Saugatuck/Douglas Commercial Record

Blue Star

By Scott Sullivan
Editor
Blood Moon
As the clown caravan reloads post-election, ask how so many circus performers load into and spring from Volkswagen Beetles.
Contortionists can contract and pack in. Flat balloons stacked and blown up with helium could rise out of doors and sunroofs. A Bug parked above a manhole might admit endless climbers too.
The Cole Brothers Circus in the 1950s crammed gymnasts into comical compact cars stripped of seats which would wheel into center ring, then release as many as 28 bodies unencumbered by space-gobbling clown shoes, noses, hair and so on.
Political parties too find fresh or recycled hopefuls each election cycle. Desire to serve is infectious and mutates like any virus.
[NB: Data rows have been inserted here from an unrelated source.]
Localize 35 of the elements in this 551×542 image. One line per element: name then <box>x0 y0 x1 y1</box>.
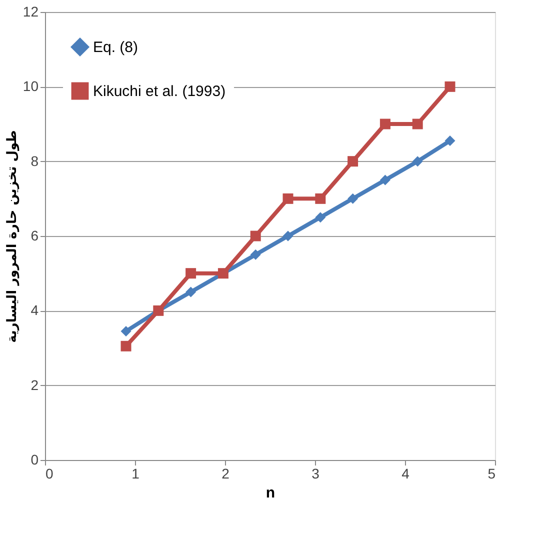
legend-label: Eq. (8) <box>93 39 138 56</box>
point <box>315 193 326 204</box>
x-tick-label: 1 <box>132 466 140 482</box>
point <box>380 174 390 186</box>
point <box>120 340 132 352</box>
y-tick-label: 0 <box>30 452 39 468</box>
point <box>380 118 390 130</box>
point <box>282 230 294 242</box>
point <box>348 193 358 204</box>
point <box>412 118 423 130</box>
x-tick-label: 0 <box>46 466 54 482</box>
y-tick-label: 6 <box>30 228 39 244</box>
point <box>444 136 456 146</box>
y-tick-label: 2 <box>30 376 39 393</box>
x-tick-label: 2 <box>222 466 230 482</box>
y-tick-label: 4 <box>30 302 39 318</box>
legend-label: Kikuchi et al. (1993) <box>93 83 226 100</box>
point <box>186 286 196 298</box>
point <box>120 326 132 336</box>
point <box>412 156 423 167</box>
x-axis-title: n <box>266 484 276 502</box>
point <box>348 156 358 167</box>
y-tick-label: 10 <box>22 78 39 94</box>
point <box>250 249 261 260</box>
point <box>250 230 261 242</box>
point <box>282 193 294 204</box>
x-tick-label: 5 <box>488 466 496 482</box>
point <box>315 212 326 223</box>
y-axis-title: طول تخزين حارة المرور اليسارية <box>4 130 20 343</box>
x-tick-label: 4 <box>402 466 410 482</box>
y-tick-label: 12 <box>22 4 39 20</box>
y-tick-label: 8 <box>30 152 39 169</box>
point <box>186 268 196 279</box>
x-tick-label: 3 <box>312 466 320 482</box>
point <box>444 81 456 92</box>
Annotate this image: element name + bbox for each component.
Serve your country, community, truth, faith, self … surf them like serfs too. Once in office hear all and adhere to none. See how it comes out.
Clown masks reveal what they don’t exclude like our “real” selves, as fixed as they re-create. I ask that of representatives: Grow in office, evolve and share what you learn with constituents. Please do change. Be dynamic.
A blood moon, stained red, loomed election night. From 5:17 to 6:42 a.m. EST, Earth eclipsed direct sunlight on its satellite so the moon reflected coppery red from simultaneous sun-sets and -rises around our rims. From the moon, Earth’s dark surface was ringed by a red aurora.
The portent was unimportant. Bugs rolled up, clowns exited, then rolled out again. All became something else the same.

Saving Day
Time was turned back Sunday to save or lose day, depending. Clocks are arbitrary. The hour change made no difference to Earth tilting on its axis, decreasing sun exposure quantities and angles above the equator, going on through the winter solstice.
Elections aren’t natural cycles either. Most campaigns are lifelong. I’d ban books grooming candidates but love comic literature too much.
To be precognizant first be cognizant; study history up to this moment and its momentum. Mighty Mouse (“Here I Come … to Save the Day”) did it in the 1946-68 cartoon series It was easy.
One mouse, per his origin story, escapes a hungry cat for a supermarket, there buying Super Soap to bathe in, Super Soup to sip and Super Celery to crunch, plunges headfirst into huge piece of Super Cheese and emerges a two-footed, humanized mouse with a massive chest, powerful biceps, Superman-like powers, cape and costume. Mighty Mouse saves his fellow rodents and dispatches neighbor cats to the moon. Anyone could do it.
Mighty Mouse to my knowledge never ran for office nor was called on to ban Daylight Savings Time. That would be redundant.

Carpe Diem
To seize the day is another matter. In book one of Roman poet Horace’s 23 B.C. “Odes” he writes Carpe diem, quam minimum credula postero, or “Pluck the day (for it is ripe), trusting as little as possible in tomorrow.”
More than one tomorrow has passed the past 2,045 years, but I seize moments ceaselessly to this day. Precognizant, I meant to apprise you of the blood moon before it happened but print dead- and life-lines got in the way.
Stop the presses. Work too hard, play easy. Go to light, Mighty Mouse with a camera. Release shutter, open lens. Regret is re-get when you go back unforced or re-see image.

Vision
… sucked diagnosed in fourth grade when I first donned glasses. That, Mom fretted, was why I saw blackboards blurred and held books in myopic range where serifs and fonts meant as much as text. 2+2 lenses = 4 eyes with which to see.
Even one lens can confuse. Greeks Hesiod, Homer and Euripides spun stories about Cyclopes, on Sicily especially, building walls. Dragonflies, big for bugs but not mythic giants, have upward of 28,000 eyes, entomologists say. I’ve seen moons of many hues, through car windows mostly, but …
My Read/Write/Take Pictures Trinity tipped when You unfixed my focus, restarted every f-stop. This hate letter fills and enriches my every pore.